1. That's kind of like saying "I couldn't feel the medicine's side effects because I died." The Great Depression had five or six core drivers that rocked spending, output, global trade, banking, etc. that each by themselves could have badly harmed the economy and all thrown together it was the atom bomb of economic outcomes.
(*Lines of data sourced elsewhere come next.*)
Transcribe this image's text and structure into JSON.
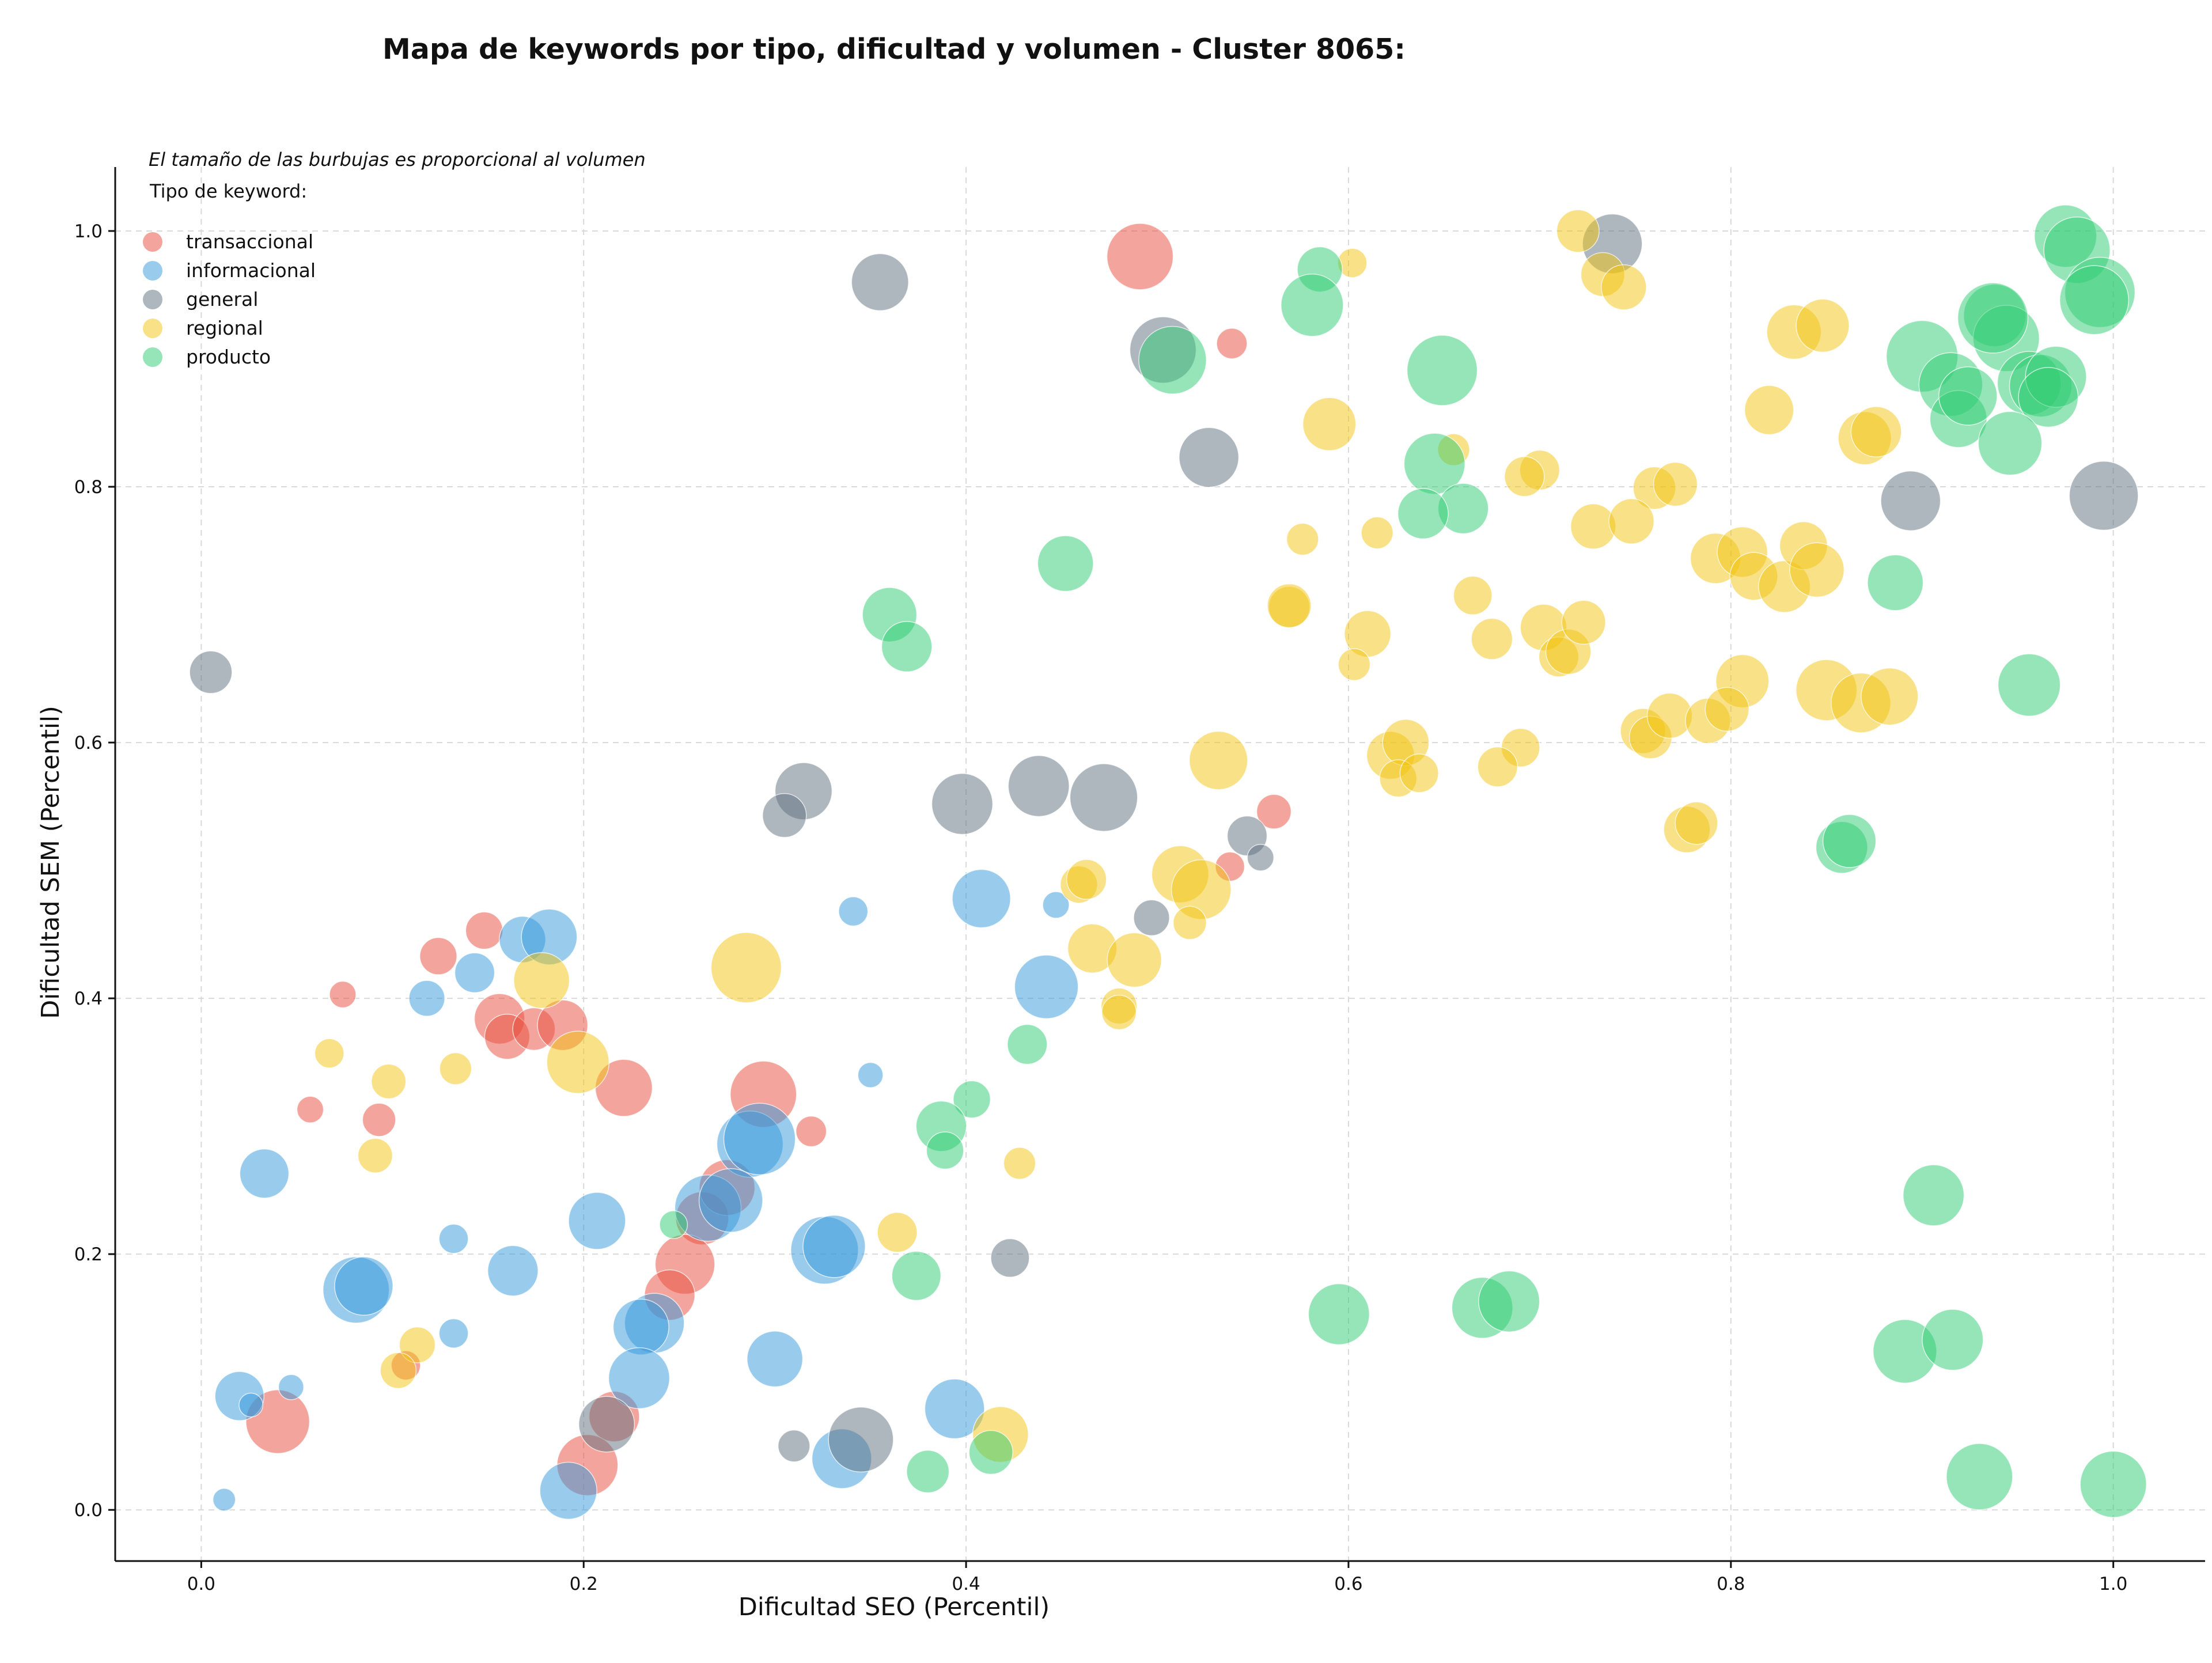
{
  "chart_data": {
    "type": "scatter",
    "title": "Mapa de keywords por tipo, dificultad y volumen - Cluster 8065:",
    "xlabel": "Dificultad SEO (Percentil)",
    "ylabel": "Dificultad SEM (Percentil)",
    "xlim": [
      -0.045,
      1.048
    ],
    "ylim": [
      -0.04,
      1.05
    ],
    "xticks": [
      0.0,
      0.2,
      0.4,
      0.6,
      0.8,
      1.0
    ],
    "yticks": [
      0.0,
      0.2,
      0.4,
      0.6,
      0.8,
      1.0
    ],
    "xtick_labels": [
      "0.0",
      "0.2",
      "0.4",
      "0.6",
      "0.8",
      "1.0"
    ],
    "ytick_labels": [
      "0.0",
      "0.2",
      "0.4",
      "0.6",
      "0.8",
      "1.0"
    ],
    "grid": true,
    "legend_placement": "top-left",
    "size_note": "El tamaño de las burbujas es proporcional al volumen",
    "legend_title": "Tipo de keyword:",
    "size_encoding": "relative bubble size (proportional to volume)",
    "series": [
      {
        "name": "transaccional",
        "color": "#e74c3c",
        "points": [
          [
            0.491,
            0.98,
            5
          ],
          [
            0.539,
            0.912,
            2.3
          ],
          [
            0.561,
            0.546,
            2.6
          ],
          [
            0.538,
            0.503,
            2.2
          ],
          [
            0.124,
            0.433,
            2.8
          ],
          [
            0.148,
            0.453,
            2.8
          ],
          [
            0.074,
            0.403,
            2.0
          ],
          [
            0.156,
            0.384,
            3.8
          ],
          [
            0.16,
            0.37,
            3.4
          ],
          [
            0.174,
            0.376,
            3.2
          ],
          [
            0.189,
            0.379,
            3.8
          ],
          [
            0.221,
            0.33,
            4.3
          ],
          [
            0.093,
            0.305,
            2.5
          ],
          [
            0.057,
            0.313,
            2.0
          ],
          [
            0.294,
            0.325,
            5.0
          ],
          [
            0.319,
            0.296,
            2.3
          ],
          [
            0.262,
            0.228,
            4.0
          ],
          [
            0.275,
            0.252,
            4.2
          ],
          [
            0.253,
            0.192,
            4.5
          ],
          [
            0.245,
            0.168,
            3.8
          ],
          [
            0.107,
            0.113,
            2.2
          ],
          [
            0.04,
            0.069,
            4.8
          ],
          [
            0.216,
            0.073,
            3.8
          ],
          [
            0.202,
            0.035,
            4.6
          ]
        ]
      },
      {
        "name": "informacional",
        "color": "#3498db",
        "points": [
          [
            0.408,
            0.478,
            4.4
          ],
          [
            0.341,
            0.468,
            2.2
          ],
          [
            0.447,
            0.473,
            2.0
          ],
          [
            0.442,
            0.409,
            4.8
          ],
          [
            0.168,
            0.446,
            3.5
          ],
          [
            0.182,
            0.448,
            4.2
          ],
          [
            0.143,
            0.42,
            3.0
          ],
          [
            0.118,
            0.4,
            2.7
          ],
          [
            0.35,
            0.34,
            1.9
          ],
          [
            0.033,
            0.263,
            3.7
          ],
          [
            0.287,
            0.286,
            5.0
          ],
          [
            0.292,
            0.29,
            5.4
          ],
          [
            0.265,
            0.236,
            5.0
          ],
          [
            0.277,
            0.242,
            4.8
          ],
          [
            0.207,
            0.226,
            4.3
          ],
          [
            0.326,
            0.203,
            5.1
          ],
          [
            0.331,
            0.206,
            4.7
          ],
          [
            0.132,
            0.212,
            2.2
          ],
          [
            0.163,
            0.187,
            3.8
          ],
          [
            0.081,
            0.172,
            5.0
          ],
          [
            0.085,
            0.175,
            4.4
          ],
          [
            0.132,
            0.138,
            2.2
          ],
          [
            0.237,
            0.146,
            4.5
          ],
          [
            0.23,
            0.143,
            4.2
          ],
          [
            0.229,
            0.103,
            4.6
          ],
          [
            0.3,
            0.118,
            4.2
          ],
          [
            0.02,
            0.089,
            3.7
          ],
          [
            0.026,
            0.082,
            1.8
          ],
          [
            0.047,
            0.096,
            1.9
          ],
          [
            0.394,
            0.079,
            4.5
          ],
          [
            0.335,
            0.04,
            4.5
          ],
          [
            0.192,
            0.015,
            4.3
          ],
          [
            0.012,
            0.008,
            1.7
          ]
        ]
      },
      {
        "name": "general",
        "color": "#5d6d7e",
        "points": [
          [
            0.355,
            0.96,
            4.3
          ],
          [
            0.738,
            0.99,
            4.5
          ],
          [
            0.503,
            0.907,
            5.0
          ],
          [
            0.527,
            0.823,
            4.5
          ],
          [
            0.894,
            0.789,
            4.5
          ],
          [
            0.995,
            0.793,
            5.2
          ],
          [
            0.005,
            0.655,
            3.2
          ],
          [
            0.315,
            0.562,
            4.3
          ],
          [
            0.305,
            0.543,
            3.3
          ],
          [
            0.398,
            0.552,
            4.6
          ],
          [
            0.438,
            0.566,
            4.6
          ],
          [
            0.472,
            0.557,
            5.1
          ],
          [
            0.547,
            0.527,
            3.0
          ],
          [
            0.554,
            0.51,
            2.0
          ],
          [
            0.497,
            0.463,
            2.7
          ],
          [
            0.423,
            0.197,
            2.9
          ],
          [
            0.212,
            0.067,
            4.2
          ],
          [
            0.345,
            0.055,
            4.9
          ],
          [
            0.31,
            0.05,
            2.4
          ]
        ]
      },
      {
        "name": "regional",
        "color": "#f1c40f",
        "points": [
          [
            0.72,
            1.0,
            3.2
          ],
          [
            0.733,
            0.966,
            3.3
          ],
          [
            0.744,
            0.956,
            3.4
          ],
          [
            0.602,
            0.975,
            2.2
          ],
          [
            0.59,
            0.849,
            4.0
          ],
          [
            0.655,
            0.829,
            2.4
          ],
          [
            0.7,
            0.813,
            3.0
          ],
          [
            0.692,
            0.808,
            3.0
          ],
          [
            0.76,
            0.799,
            3.2
          ],
          [
            0.771,
            0.802,
            3.3
          ],
          [
            0.576,
            0.759,
            2.4
          ],
          [
            0.615,
            0.764,
            2.4
          ],
          [
            0.728,
            0.769,
            3.4
          ],
          [
            0.748,
            0.773,
            3.4
          ],
          [
            0.82,
            0.86,
            3.7
          ],
          [
            0.833,
            0.921,
            4.1
          ],
          [
            0.848,
            0.926,
            4.0
          ],
          [
            0.87,
            0.838,
            4.0
          ],
          [
            0.876,
            0.843,
            3.8
          ],
          [
            0.792,
            0.744,
            3.8
          ],
          [
            0.806,
            0.749,
            3.8
          ],
          [
            0.812,
            0.73,
            3.6
          ],
          [
            0.828,
            0.722,
            3.9
          ],
          [
            0.838,
            0.754,
            3.6
          ],
          [
            0.845,
            0.735,
            4.1
          ],
          [
            0.569,
            0.706,
            3.1
          ],
          [
            0.569,
            0.707,
            3.3
          ],
          [
            0.665,
            0.715,
            2.9
          ],
          [
            0.675,
            0.681,
            3.1
          ],
          [
            0.702,
            0.69,
            3.5
          ],
          [
            0.71,
            0.667,
            3.0
          ],
          [
            0.715,
            0.671,
            3.4
          ],
          [
            0.723,
            0.694,
            3.3
          ],
          [
            0.61,
            0.685,
            3.5
          ],
          [
            0.603,
            0.661,
            2.4
          ],
          [
            0.806,
            0.648,
            4.0
          ],
          [
            0.85,
            0.641,
            4.6
          ],
          [
            0.868,
            0.631,
            4.5
          ],
          [
            0.883,
            0.636,
            4.3
          ],
          [
            0.754,
            0.609,
            3.4
          ],
          [
            0.758,
            0.604,
            3.2
          ],
          [
            0.768,
            0.621,
            3.4
          ],
          [
            0.788,
            0.617,
            3.4
          ],
          [
            0.798,
            0.626,
            3.3
          ],
          [
            0.69,
            0.596,
            2.9
          ],
          [
            0.678,
            0.581,
            3.0
          ],
          [
            0.622,
            0.59,
            3.6
          ],
          [
            0.63,
            0.6,
            3.5
          ],
          [
            0.626,
            0.572,
            2.8
          ],
          [
            0.637,
            0.576,
            2.9
          ],
          [
            0.532,
            0.586,
            4.4
          ],
          [
            0.777,
            0.532,
            3.5
          ],
          [
            0.782,
            0.537,
            3.2
          ],
          [
            0.512,
            0.497,
            4.3
          ],
          [
            0.523,
            0.485,
            4.5
          ],
          [
            0.517,
            0.459,
            2.5
          ],
          [
            0.459,
            0.489,
            2.8
          ],
          [
            0.463,
            0.493,
            3.0
          ],
          [
            0.285,
            0.424,
            5.3
          ],
          [
            0.178,
            0.414,
            4.2
          ],
          [
            0.197,
            0.35,
            4.7
          ],
          [
            0.067,
            0.357,
            2.2
          ],
          [
            0.098,
            0.335,
            2.6
          ],
          [
            0.133,
            0.345,
            2.4
          ],
          [
            0.091,
            0.277,
            2.6
          ],
          [
            0.466,
            0.439,
            3.7
          ],
          [
            0.488,
            0.43,
            4.1
          ],
          [
            0.48,
            0.394,
            2.7
          ],
          [
            0.48,
            0.389,
            2.6
          ],
          [
            0.428,
            0.271,
            2.4
          ],
          [
            0.364,
            0.217,
            3.0
          ],
          [
            0.113,
            0.129,
            2.7
          ],
          [
            0.103,
            0.109,
            2.7
          ],
          [
            0.418,
            0.059,
            4.2
          ]
        ]
      },
      {
        "name": "producto",
        "color": "#2ecc71",
        "points": [
          [
            0.585,
            0.97,
            3.4
          ],
          [
            0.581,
            0.942,
            4.7
          ],
          [
            0.508,
            0.899,
            5.1
          ],
          [
            0.649,
            0.891,
            5.3
          ],
          [
            0.645,
            0.818,
            4.6
          ],
          [
            0.66,
            0.783,
            3.8
          ],
          [
            0.639,
            0.779,
            3.8
          ],
          [
            0.452,
            0.74,
            4.2
          ],
          [
            0.36,
            0.7,
            4.1
          ],
          [
            0.369,
            0.675,
            3.8
          ],
          [
            0.975,
            0.996,
            4.7
          ],
          [
            0.981,
            0.985,
            5.0
          ],
          [
            0.993,
            0.952,
            5.3
          ],
          [
            0.99,
            0.946,
            5.2
          ],
          [
            0.938,
            0.934,
            4.7
          ],
          [
            0.944,
            0.916,
            5.0
          ],
          [
            0.937,
            0.932,
            5.3
          ],
          [
            0.9,
            0.902,
            5.4
          ],
          [
            0.915,
            0.88,
            4.8
          ],
          [
            0.919,
            0.853,
            4.3
          ],
          [
            0.924,
            0.871,
            4.4
          ],
          [
            0.956,
            0.881,
            4.8
          ],
          [
            0.962,
            0.879,
            4.7
          ],
          [
            0.97,
            0.886,
            4.6
          ],
          [
            0.966,
            0.87,
            4.5
          ],
          [
            0.946,
            0.834,
            4.8
          ],
          [
            0.886,
            0.725,
            4.2
          ],
          [
            0.956,
            0.645,
            4.7
          ],
          [
            0.858,
            0.518,
            3.9
          ],
          [
            0.862,
            0.523,
            4.0
          ],
          [
            0.432,
            0.364,
            3.0
          ],
          [
            0.403,
            0.321,
            2.8
          ],
          [
            0.387,
            0.3,
            3.8
          ],
          [
            0.389,
            0.281,
            2.8
          ],
          [
            0.374,
            0.183,
            3.7
          ],
          [
            0.247,
            0.223,
            2.1
          ],
          [
            0.906,
            0.246,
            4.6
          ],
          [
            0.595,
            0.153,
            4.6
          ],
          [
            0.67,
            0.158,
            4.6
          ],
          [
            0.684,
            0.163,
            4.6
          ],
          [
            0.891,
            0.124,
            4.8
          ],
          [
            0.916,
            0.133,
            4.6
          ],
          [
            0.93,
            0.026,
            5.0
          ],
          [
            1.0,
            0.02,
            5.0
          ],
          [
            0.38,
            0.03,
            3.2
          ],
          [
            0.413,
            0.045,
            3.3
          ]
        ]
      }
    ]
  }
}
Smoot-Hawley is widely considered to have worsened the effects by further contracting/cooling global trade. Absent a massive stock market crash, collapsed banking industry, and failed credit markets, the much more likely outcome today is simply higher prices. Yeah, if our tariffs (and the rest of the world's retaliatory tariffs) cause a big global recession, we may not see much inflation, but I don't think that's some desirable outcome or a ringing endorsement of tariffs achieving their goal.
2. Also Milton Friedman:
Quote:
"The benefits of a tariff are visible. Union workers can see they are 'protected.' The costs are spread over millions of consumerswho are unaware of how much they are paying."
Friedman clearly believed that tariffs act as a tax on consumers, raising prices on imported goods and reducing consumer choice. He often emphasized that the cost of protectionism is paid by the public, not foreign producers.
3. Sure, every situation is different but there's also no reason to think the fundamentals of these tariffs are different than all the other times countries levied them, considering the effects of those tariffs were basically uniformly to raise prices. That's just saying, "yeah, 10 times out of 10, x followed y, but this time it may be different." Yeah there's a chance but if you're in the business of probabilistically forecasting outcomes, what are you betting on?